In fact, sometimes the simple act of trying to measure a behaviour we want can be so destructive that it would be better not to measure it at all. To illustrate this, we’re going to talk about my hypothetical Tiling company, MegaTilers, the fastest tilers in the trade. Or so we claim.
Tiling Speed
So how can we justify this vaulted claim? It’s simple really: We measure the number of tiles used per week!
Choosing a Metric
How did we land on this metric? We needed a way to measure the productivity of our tilers. We started by looking at number of jobs completed, but we quickly realised this wasn’t appropriate - some jobs involve tiling multiple rooms, while others are very quick. As a company, we generally make a better profit off larger jobs, so we didn’t want to choose a metric where better numbers meant focusing on less profitable jobs.
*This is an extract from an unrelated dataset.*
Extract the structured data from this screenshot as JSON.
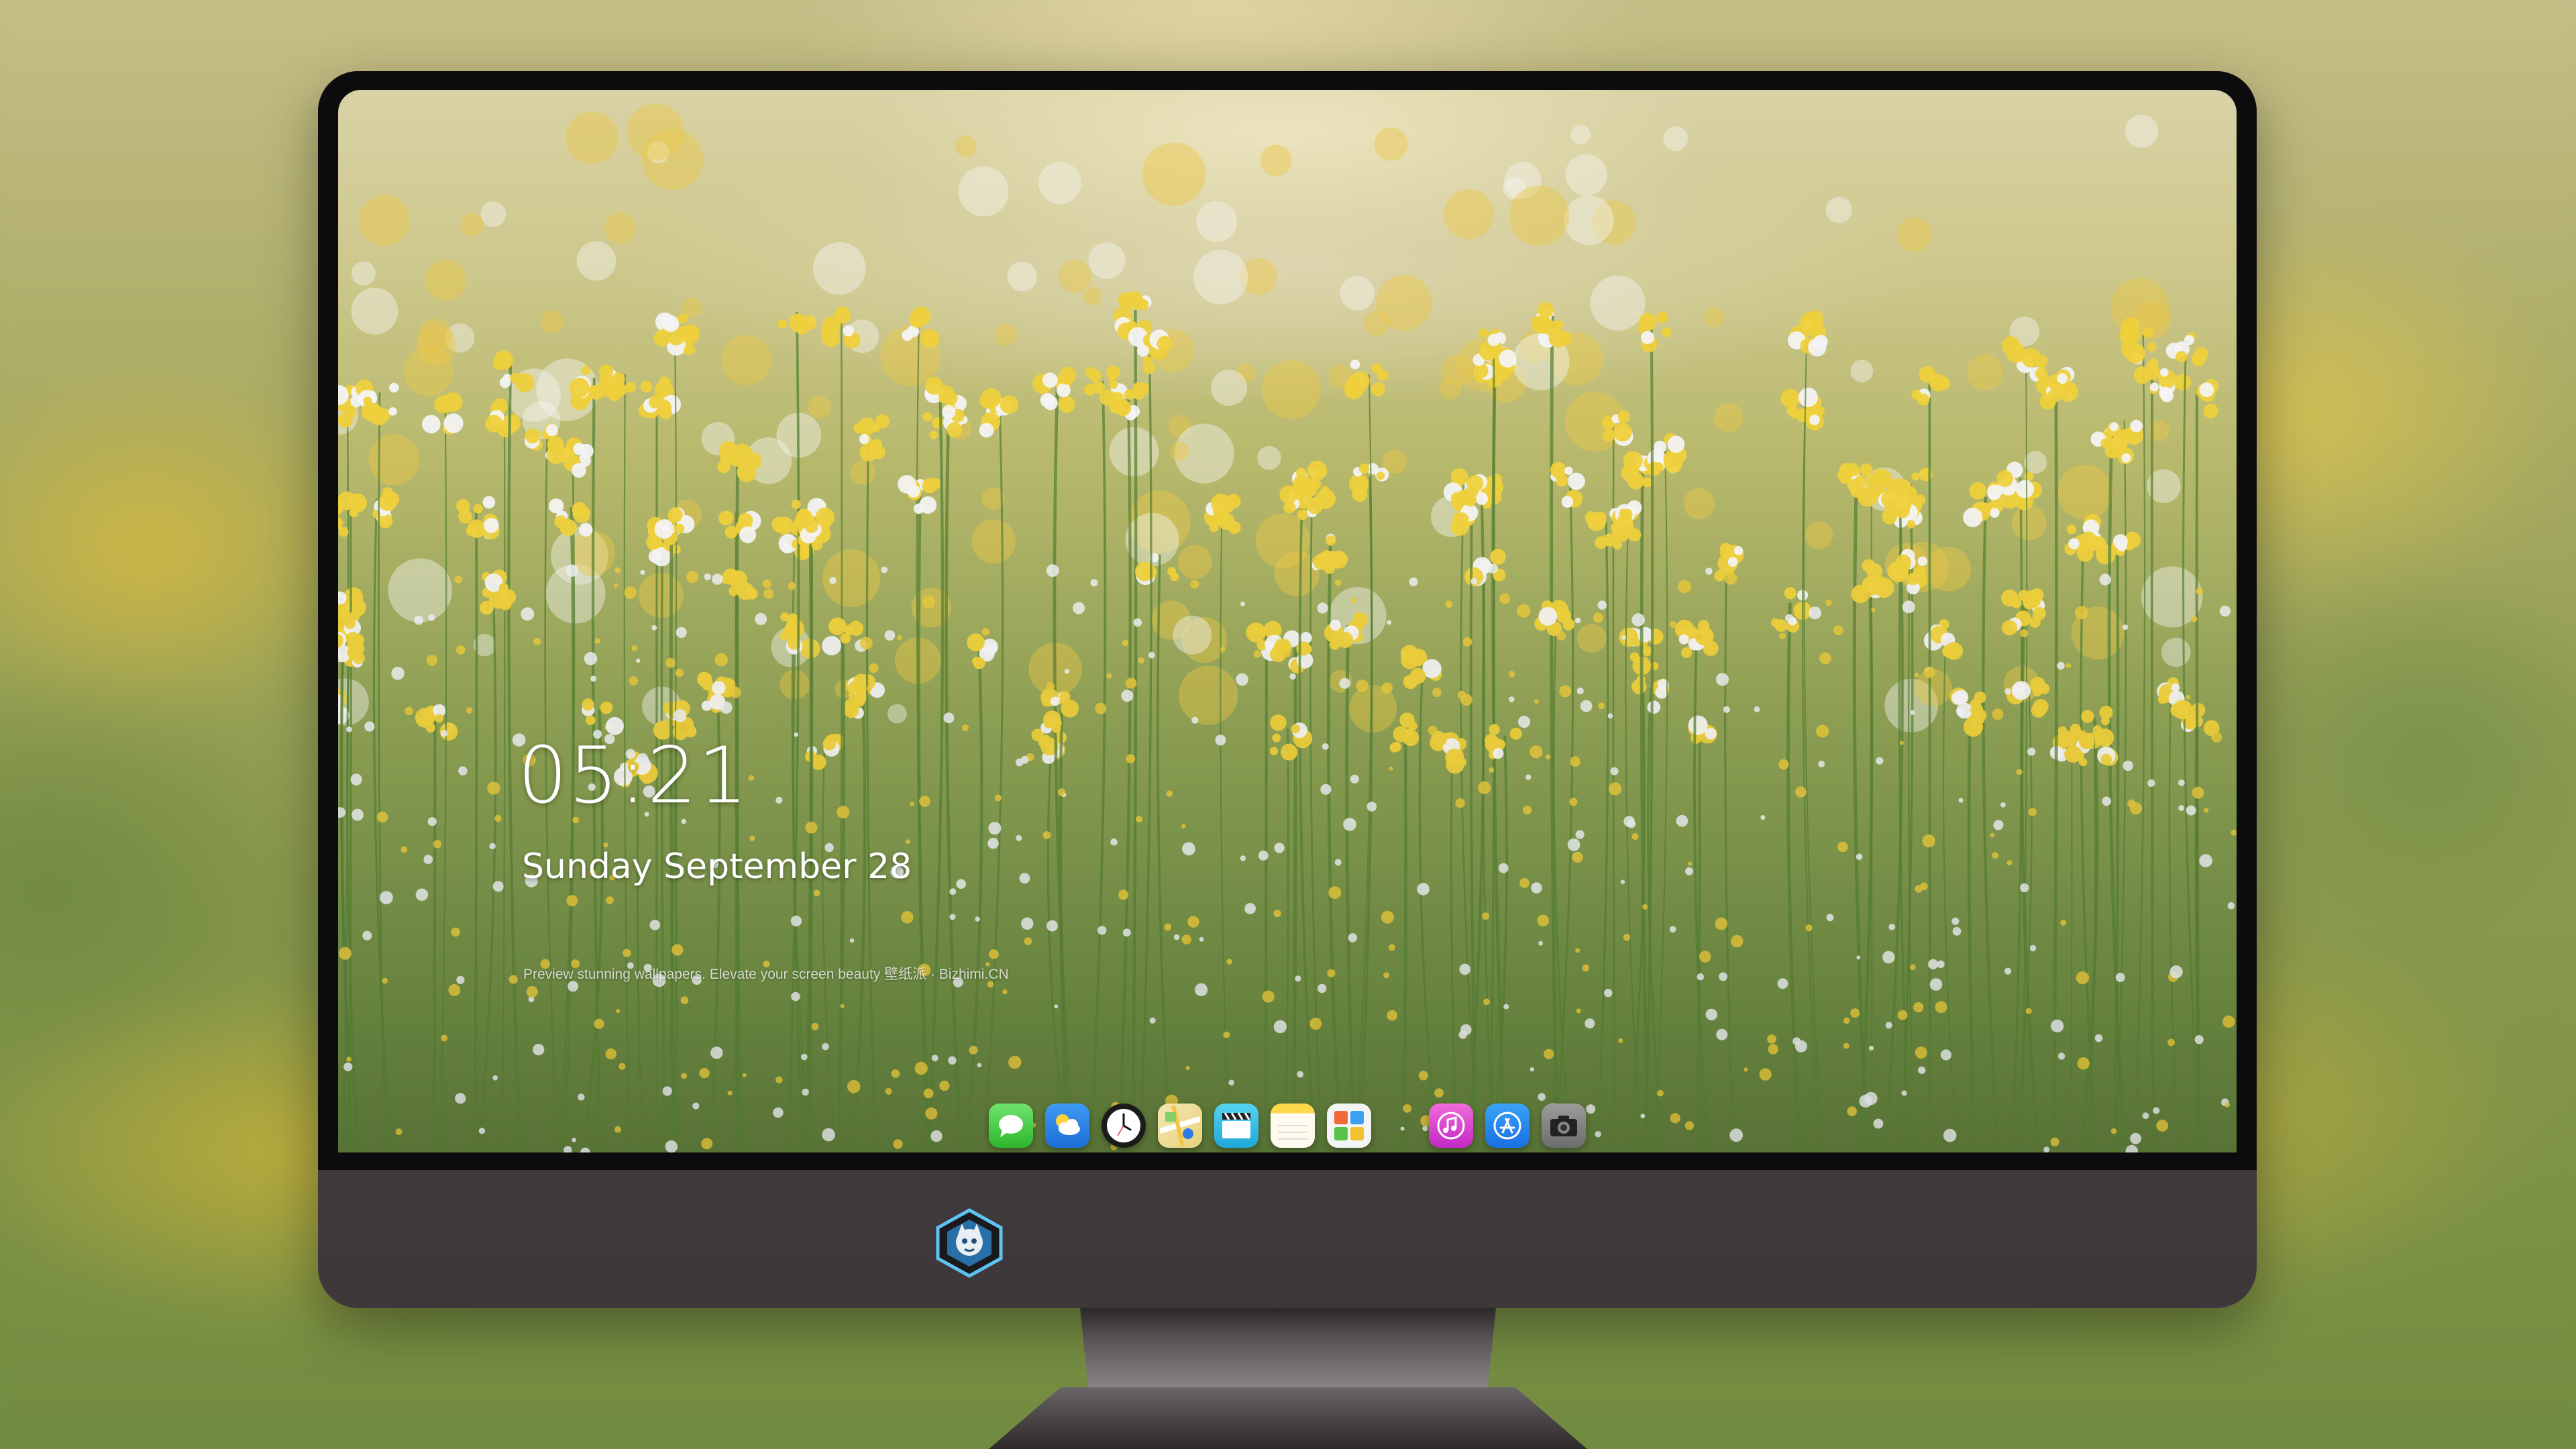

“Tiles Used” worked great, though. It’s not perfect - what metric is? - but it scales nicely with larger jobs, and it’s really easy to measure, because employees have to order any tiles they use from our central warehouse. Now all we had to do was monitor whether the number of tiles being ordered - and not returned at the end of a job - was increasing over time.
Measurable Impact
At first, everything was fine. Then we went through a performance review period where employees first heard about this new metric. After that, everything went a bit weird.
The first thing we noticed was a dramatic uptick in the metric. Huge improvements, almost overnight! More tiles than ever were being used. One tiler in particular doubled their tile usage in a month, quickly becoming the biggest tile consumer in the company! We gave him a bonus and featured his metric success in the company all hands. After that everyone suddenly started using more tiles, obviously following our Star Employee’s example!
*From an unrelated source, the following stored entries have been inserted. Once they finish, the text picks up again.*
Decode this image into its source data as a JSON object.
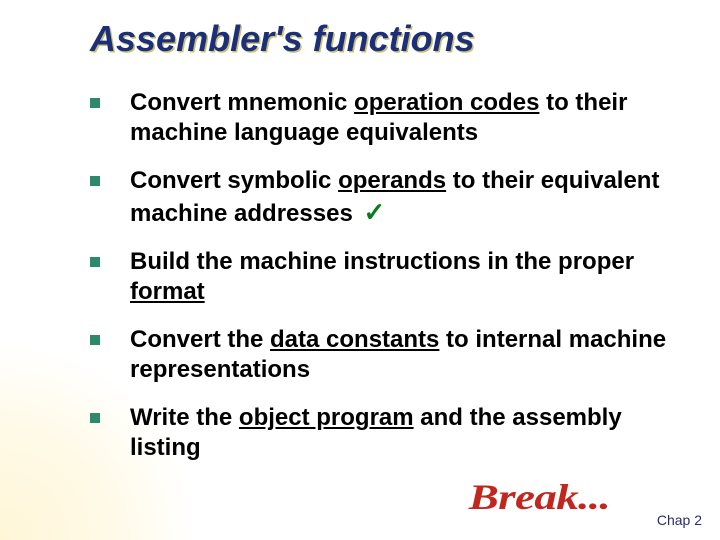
{
  "title": "Assembler's functions",
  "bullets": [
    {
      "segments": [
        {
          "t": "Convert mnemonic "
        },
        {
          "t": "operation codes",
          "u": true
        },
        {
          "t": " to their machine language equivalents"
        }
      ],
      "check": false
    },
    {
      "segments": [
        {
          "t": "Convert symbolic "
        },
        {
          "t": "operands",
          "u": true
        },
        {
          "t": " to their equivalent machine addresses "
        }
      ],
      "check": true
    },
    {
      "segments": [
        {
          "t": "Build the machine instructions in the proper "
        },
        {
          "t": "format",
          "u": true
        }
      ],
      "check": false
    },
    {
      "segments": [
        {
          "t": "Convert the "
        },
        {
          "t": "data constants",
          "u": true
        },
        {
          "t": " to internal machine representations"
        }
      ],
      "check": false
    },
    {
      "segments": [
        {
          "t": "Write the "
        },
        {
          "t": "object program",
          "u": true
        },
        {
          "t": " and the assembly listing"
        }
      ],
      "check": false
    }
  ],
  "break_text": "Break...",
  "check_glyph": "✓",
  "footer": "Chap 2"
}
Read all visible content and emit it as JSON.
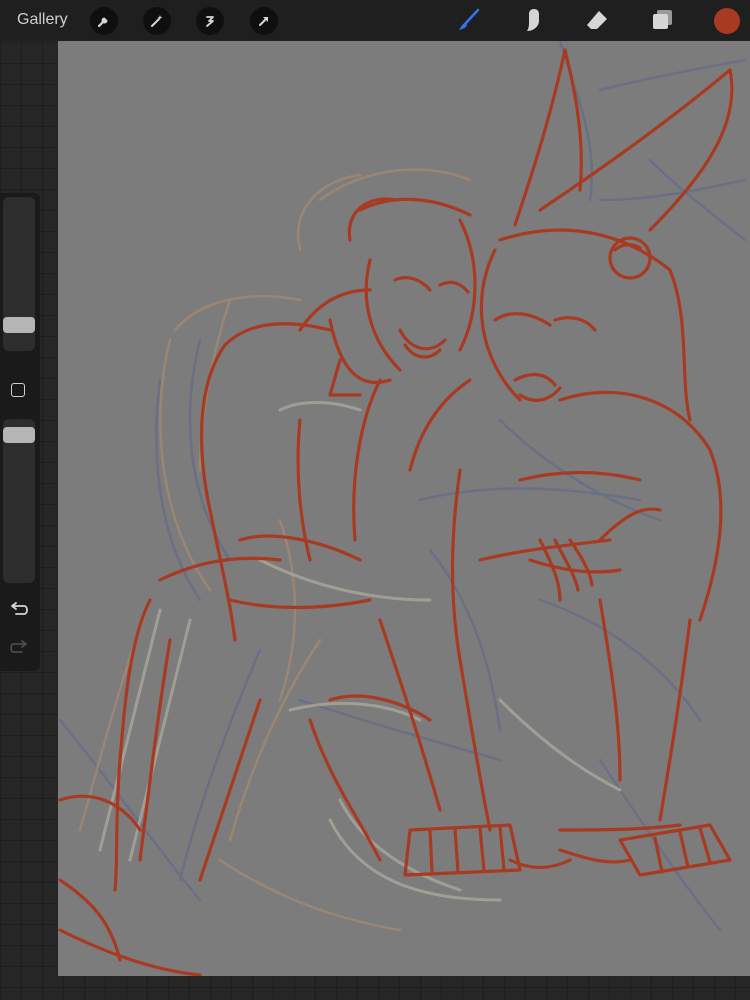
{
  "topbar": {
    "gallery_label": "Gallery",
    "left_tools": [
      "wrench-icon",
      "magic-wand-icon",
      "selection-icon",
      "transform-arrow-icon"
    ],
    "right_tools": [
      "brush-icon",
      "smudge-icon",
      "eraser-icon",
      "layers-icon"
    ],
    "active_tool": "brush-icon",
    "current_color": "#a83a22",
    "brush_accent": "#2f74e8"
  },
  "sidebar": {
    "controls": [
      "brush-size-slider",
      "modify-button",
      "opacity-slider",
      "undo-button",
      "redo-button"
    ],
    "undo_enabled": true,
    "redo_enabled": false
  },
  "canvas": {
    "background": "#7c7c7c",
    "content": "sketch-artwork",
    "sketch_colors": [
      "#a83a22",
      "#6a6e86",
      "#a08872",
      "#a8a49a"
    ]
  }
}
But at the end of the year, we discovered that - financially - we weren’t actually any better off. In fact, things were worse! We were completing slightly more jobs than previously, but our materials cost had gone through the roof; we were using triple the number of tiles we had previously, but we hadn’t tripled the revenue accordingly. Immediately, we initiated a review.
Playing the Game
We started by reviewing the most recent work of our biggest tile consumers, and the problem immediately became clear. Knowing that we were measuring them on tiles used, rather than the speed or quality of their work, our employees had started finding “inventive” ways to use more tiles to do the same job. These included:
- Breaking many more tiles than usual when cutting to fit irregular spaces
- Doing a double layer of tiles
- Steering customers to use the smallest tile possible for a space in order to maximise tile count
- “Accidentally” tiling the wrong wall, or using the wrong tiles to begin with.
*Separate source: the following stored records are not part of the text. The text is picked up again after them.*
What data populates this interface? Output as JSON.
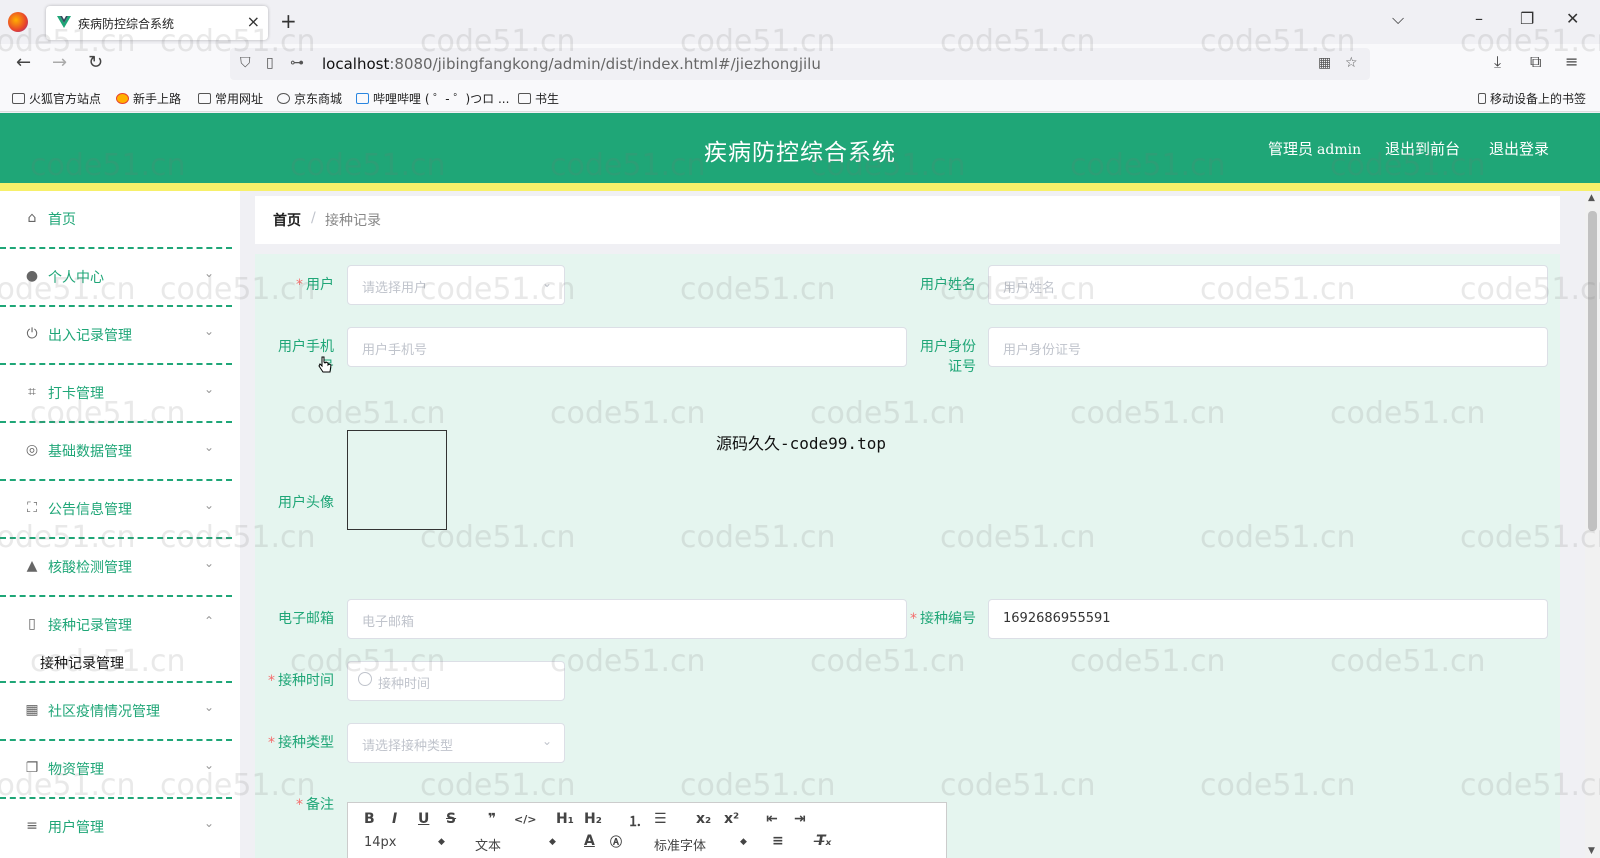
{
  "browser": {
    "tab_title": "疾病防控综合系统",
    "url_host": "localhost",
    "url_rest": ":8080/jibingfangkong/admin/dist/index.html#/jiezhongjilu",
    "bookmarks": [
      "火狐官方站点",
      "新手上路",
      "常用网址",
      "京东商城",
      "哔哩哔哩 ( ゜- ゜)つロ ...",
      "书生"
    ],
    "mobile_bookmarks": "移动设备上的书签"
  },
  "header": {
    "title": "疾病防控综合系统",
    "admin_label": "管理员",
    "admin_name": "admin",
    "front_link": "退出到前台",
    "logout_link": "退出登录"
  },
  "sidebar": {
    "items": [
      {
        "label": "首页",
        "icon": "home-icon"
      },
      {
        "label": "个人中心",
        "icon": "user-icon"
      },
      {
        "label": "出入记录管理",
        "icon": "power-icon"
      },
      {
        "label": "打卡管理",
        "icon": "crop-icon"
      },
      {
        "label": "基础数据管理",
        "icon": "globe-icon"
      },
      {
        "label": "公告信息管理",
        "icon": "fullscreen-icon"
      },
      {
        "label": "核酸检测管理",
        "icon": "person-icon"
      },
      {
        "label": "接种记录管理",
        "icon": "phone-icon"
      },
      {
        "label": "社区疫情情况管理",
        "icon": "grid-icon"
      },
      {
        "label": "物资管理",
        "icon": "copy-icon"
      },
      {
        "label": "用户管理",
        "icon": "list-icon"
      }
    ],
    "submenu_label": "接种记录管理"
  },
  "breadcrumb": {
    "home": "首页",
    "separator": "/",
    "current": "接种记录"
  },
  "form": {
    "user_label": "用户",
    "user_placeholder": "请选择用户",
    "username_label": "用户姓名",
    "username_placeholder": "用户姓名",
    "phone_label": "用户手机号",
    "phone_placeholder": "用户手机号",
    "idcard_label": "用户身份证号",
    "idcard_placeholder": "用户身份证号",
    "avatar_label": "用户头像",
    "email_label": "电子邮箱",
    "email_placeholder": "电子邮箱",
    "code_label": "接种编号",
    "code_value": "1692686955591",
    "time_label": "接种时间",
    "time_placeholder": "接种时间",
    "type_label": "接种类型",
    "type_placeholder": "请选择接种类型",
    "remark_label": "备注"
  },
  "editor": {
    "font_size": "14px",
    "block_type": "文本",
    "font_family": "标准字体"
  },
  "center_note": "源码久久-code99.top",
  "watermark": "code51.cn",
  "colors": {
    "primary": "#1fa677",
    "stripe": "#f7f06a",
    "panel": "#e5f5ef",
    "required": "#f56c6c"
  }
}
We realised we’d made a terrible mistake: by publicising a proxy metric only loosely correlated with the value we wanted to achieve, we incentivised our employees to game the system and make things far worse in the process. In trying to measure whether we were the best, we had created significant negative consequences for ourselves.
Parallels in Software
This example might seem ridiculous, but this is literally what has been going on in software engineering for years, whether LOC (lines of code) or more recently “Tokenmaxxing” where engineers are measured on how many AI tokens they use in a month.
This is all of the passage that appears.